Government acknowledged lack of financial capital as the major barrier hindering success of youth entrepreneurship.
Speaking in Lilongwe Tuesday during the Malawi social economic forum which attracted a number of participants from within and across the globe, The Vice President, Dr. Saulosi Claus Chilima said 52 percent of the country’s youths were un-able to get capital from the banks to start up businesses.
The Vice President while emphasizing on the importance of the forum noted that, for Malawi to develop and reduce her unemployment rates there was need to harness the entrepreneurship concept.
Chilima said, “There are a number of platforms to harness youth entrepreneurship. This is why, because of its relevance to the country. Government established the Small and Medium Enterprises Development Institute (SMEDI) in addition to the Department of Micro, Small and Medium enterprise in the Ministry of Industry, Trade and Tourism.
“The government also started One Village One Product (OVOP) initiative to promote entrepreneurship to the general population.”
He added: “government also initiated the Youth Enterprise Development Fund (YEDEF) that targeted the youth in entrepreneurship by providing them with soft loans and business equipment. YEDEF was merged with Malawi Rural Development Fund (MARDEF) to form the current Malawi Enterprise Development Fund (MEDF).”
As a way of enhancing youth entrepreneurship, Chilama said Government was seriously investing in Community Technical Colleges knowing that many youth would be horned in various skilss.
The Vice President appealed to all prospective entrepreneurs to re-invest their profits, avoid purchase of expensive gadgets and cars when they start making more money and stop living larger than themselves.
United Nation’s Resident Coordinator, Mia Seppo concurred with Chilima acknowledging that youth unemployment remains very high in Malawi.
” While unemployment for the highly educated youth has lower relative to youth with other education levels, the situation is already becoming more problematic as increased numbers of graduates from universities enter the labour market, with new skills and knowledge but slimmer employment opportunities,” she said.
Statistics shows that 2013 Malawi Labour Force Survey estimated that overall unemployment was at 21 percent. Of the employed people, 89 percent work in informal sector.
Youth unemployment was 23 percent for ages 15-34 years and 27.5 percent for ages 15-24 years.

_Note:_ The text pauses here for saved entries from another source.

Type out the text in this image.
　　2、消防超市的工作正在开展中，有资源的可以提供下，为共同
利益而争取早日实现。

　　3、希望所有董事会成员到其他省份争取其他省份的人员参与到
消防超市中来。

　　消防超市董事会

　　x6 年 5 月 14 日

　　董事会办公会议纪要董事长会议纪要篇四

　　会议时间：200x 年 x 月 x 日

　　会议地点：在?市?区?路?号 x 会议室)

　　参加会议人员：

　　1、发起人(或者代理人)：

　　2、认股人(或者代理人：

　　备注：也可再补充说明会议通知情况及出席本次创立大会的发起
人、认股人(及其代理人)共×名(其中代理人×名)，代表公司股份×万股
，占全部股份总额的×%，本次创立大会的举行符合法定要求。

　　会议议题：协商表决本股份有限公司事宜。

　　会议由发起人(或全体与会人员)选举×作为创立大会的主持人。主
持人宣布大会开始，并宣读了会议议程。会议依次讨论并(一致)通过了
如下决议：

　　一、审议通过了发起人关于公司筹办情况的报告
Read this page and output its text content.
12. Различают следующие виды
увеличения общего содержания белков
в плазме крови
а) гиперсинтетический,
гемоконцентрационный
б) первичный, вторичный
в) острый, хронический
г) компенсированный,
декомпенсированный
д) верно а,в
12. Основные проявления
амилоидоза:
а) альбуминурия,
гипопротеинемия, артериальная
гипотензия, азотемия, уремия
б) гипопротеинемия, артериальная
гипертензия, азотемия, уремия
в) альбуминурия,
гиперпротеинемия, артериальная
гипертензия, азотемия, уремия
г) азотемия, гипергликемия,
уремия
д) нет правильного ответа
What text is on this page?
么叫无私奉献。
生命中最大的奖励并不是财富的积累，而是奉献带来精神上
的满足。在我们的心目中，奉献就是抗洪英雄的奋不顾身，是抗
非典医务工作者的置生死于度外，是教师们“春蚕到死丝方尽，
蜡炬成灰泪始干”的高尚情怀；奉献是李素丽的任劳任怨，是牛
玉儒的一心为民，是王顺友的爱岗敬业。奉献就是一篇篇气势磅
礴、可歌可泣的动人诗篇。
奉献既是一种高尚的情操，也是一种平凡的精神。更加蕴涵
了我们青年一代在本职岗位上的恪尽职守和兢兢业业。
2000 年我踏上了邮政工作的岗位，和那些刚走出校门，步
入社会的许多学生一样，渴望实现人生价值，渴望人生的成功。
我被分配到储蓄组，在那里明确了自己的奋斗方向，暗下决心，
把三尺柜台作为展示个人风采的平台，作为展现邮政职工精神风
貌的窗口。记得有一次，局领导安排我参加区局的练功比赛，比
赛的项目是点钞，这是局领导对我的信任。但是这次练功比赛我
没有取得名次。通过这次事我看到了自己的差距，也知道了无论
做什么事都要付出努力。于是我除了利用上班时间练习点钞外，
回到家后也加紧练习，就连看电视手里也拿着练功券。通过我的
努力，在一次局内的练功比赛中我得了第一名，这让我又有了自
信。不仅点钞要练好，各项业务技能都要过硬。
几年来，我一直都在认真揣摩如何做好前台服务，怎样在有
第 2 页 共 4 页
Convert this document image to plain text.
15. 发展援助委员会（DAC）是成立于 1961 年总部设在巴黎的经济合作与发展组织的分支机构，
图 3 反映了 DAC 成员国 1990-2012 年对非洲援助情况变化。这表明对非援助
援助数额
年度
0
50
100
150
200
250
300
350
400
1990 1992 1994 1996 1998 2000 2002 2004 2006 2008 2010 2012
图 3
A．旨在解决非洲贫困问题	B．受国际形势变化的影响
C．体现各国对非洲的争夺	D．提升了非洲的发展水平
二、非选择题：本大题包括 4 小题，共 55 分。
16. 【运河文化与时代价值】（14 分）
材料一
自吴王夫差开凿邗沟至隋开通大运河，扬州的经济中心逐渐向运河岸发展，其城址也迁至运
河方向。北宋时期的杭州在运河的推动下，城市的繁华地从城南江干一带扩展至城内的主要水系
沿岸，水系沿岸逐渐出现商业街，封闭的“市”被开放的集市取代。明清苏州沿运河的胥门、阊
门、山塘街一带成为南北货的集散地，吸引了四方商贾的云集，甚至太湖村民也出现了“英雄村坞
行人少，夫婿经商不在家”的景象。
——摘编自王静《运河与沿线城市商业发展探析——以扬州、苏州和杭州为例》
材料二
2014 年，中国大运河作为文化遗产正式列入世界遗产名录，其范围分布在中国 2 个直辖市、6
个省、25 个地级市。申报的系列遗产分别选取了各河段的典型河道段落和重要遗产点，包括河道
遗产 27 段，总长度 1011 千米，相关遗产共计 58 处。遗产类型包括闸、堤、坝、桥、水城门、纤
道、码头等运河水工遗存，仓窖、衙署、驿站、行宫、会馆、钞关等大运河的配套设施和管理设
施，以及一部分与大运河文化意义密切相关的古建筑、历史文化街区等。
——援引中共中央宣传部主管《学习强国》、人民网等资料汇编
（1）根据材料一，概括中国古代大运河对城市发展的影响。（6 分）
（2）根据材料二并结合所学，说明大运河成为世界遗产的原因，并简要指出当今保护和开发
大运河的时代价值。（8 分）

It is therefore, a fact that the Malawi population is dominated by the youths.
Other sources estimate youth dependency ratio at 87.9 percent implying an enormous burden on the working group.
It is also estimated that 71 percent of employed people live on less than US$1.25 a day. This means that more interventions are necessary, even to the employed, in order to increase incomes of which entrepreneurship is one.
The Malawi Socio Economic Forum was held under the theme, youth entrepreneurship: creating opportunities to build mother Malawi.